Deep Learning and remote sensing for ecosystem monitoring
Abstract
Progress in remote sensing technology and machine learning algorithms enables scaling up the monitoring of ecosystems. This leads to new knowledge about their status and dynamics, which will be helpful in land degradation assessment (e.g., deforestation), in mitigating poverty (e.g., food security, agroforestry, wood products), and in managing climate change (e.g., carbon sequestration).

This talk will first present deep learning for the mapping of individual trees and forests. Tree crowns are segmented in satellite imagery using fully convolutional neural networks. This provides detailed measurements of the canopy area and of the distribution of trees within and outside forests. Allometric equations are applied to estimate the biomass (and thereby the stored carbon) of the individual trees. The talk will discuss some technical aspects of fitting and uncertainty quantification of allometric models.

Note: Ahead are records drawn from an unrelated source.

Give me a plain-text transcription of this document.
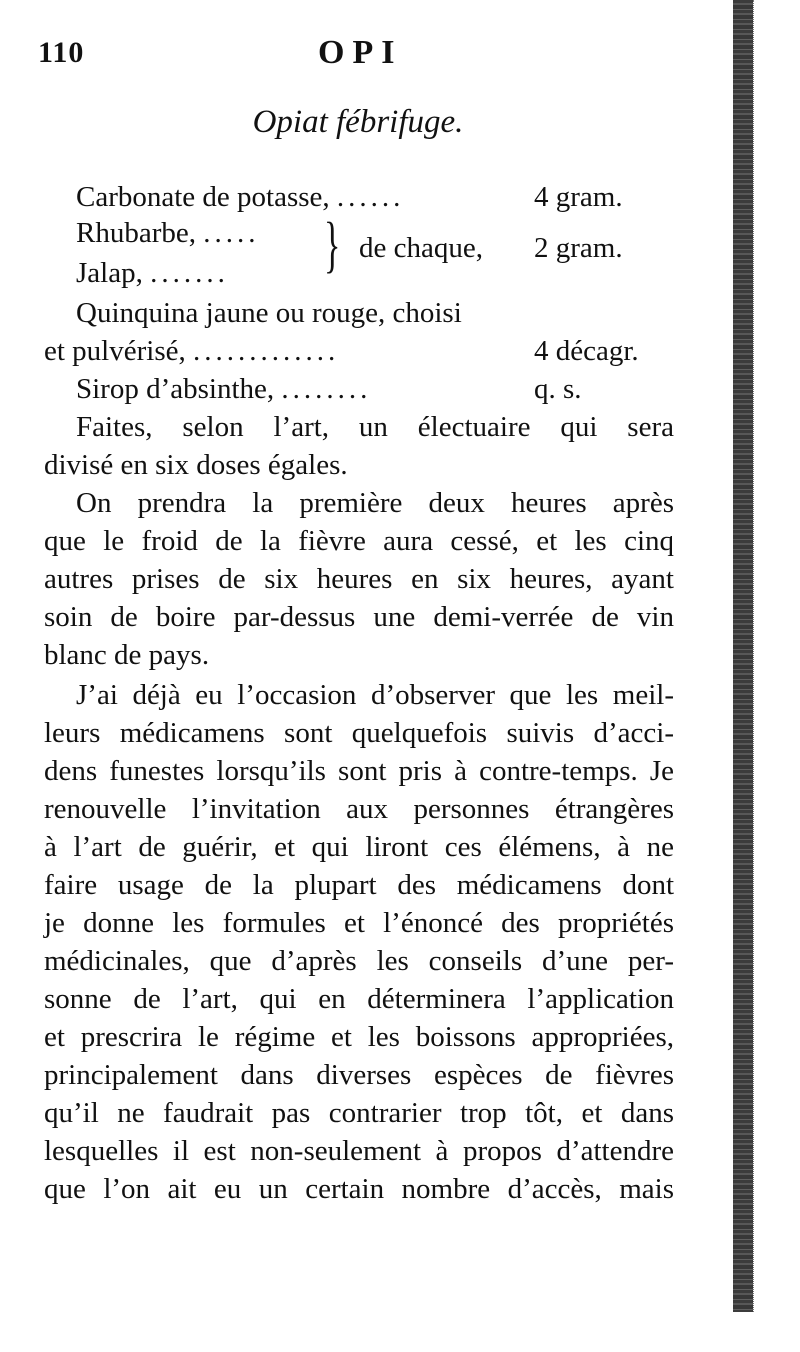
110	OPI
Opiat fébrifuge.
Carbonate de potasse, ......	4 gram.
Rhubarbe, .....
Jalap, ....... } de chaque, 2 gram.
Quinquina jaune ou rouge, choisi
et pulvérisé, .............	4 décagr.
Sirop d’absinthe, ........	q. s.
Faites, selon l’art, un électuaire qui sera
divisé en six doses égales.
On prendra la première deux heures après
que le froid de la fièvre aura cessé, et les cinq
autres prises de six heures en six heures, ayant
soin de boire par-dessus une demi-verrée de vin
blanc de pays.
J’ai déjà eu l’occasion d’observer que les meil-
leurs médicamens sont quelquefois suivis d’acci-
dens funestes lorsqu’ils sont pris à contre-temps. Je
renouvelle l’invitation aux personnes étrangères
à l’art de guérir, et qui liront ces élémens, à ne
faire usage de la plupart des médicamens dont
je donne les formules et l’énoncé des propriétés
médicinales, que d’après les conseils d’une per-
sonne de l’art, qui en déterminera l’application
et prescrira le régime et les boissons appropriées,
principalement dans diverses espèces de fièvres
qu’il ne faudrait pas contrarier trop tôt, et dans
lesquelles il est non-seulement à propos d’attendre
que l’on ait eu un certain nombre d’accès, mais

Then it is shown how tree biomass can be directly inferred from LiDAR (laser imaging, detection, and ranging) measurements using 3D point cloud neural networks. This leads to highly accurate results without requiring a digital elevation model. In this context, we will discuss a general problem when using deep learning for least-squares regression, namely that the error residuals of the neural network do not necessarily vanish. This can lead to systematic errors that accumulate if we are interested in the total aggregated performance over many data points. We suggest addressing this issue as a default postprocessing step.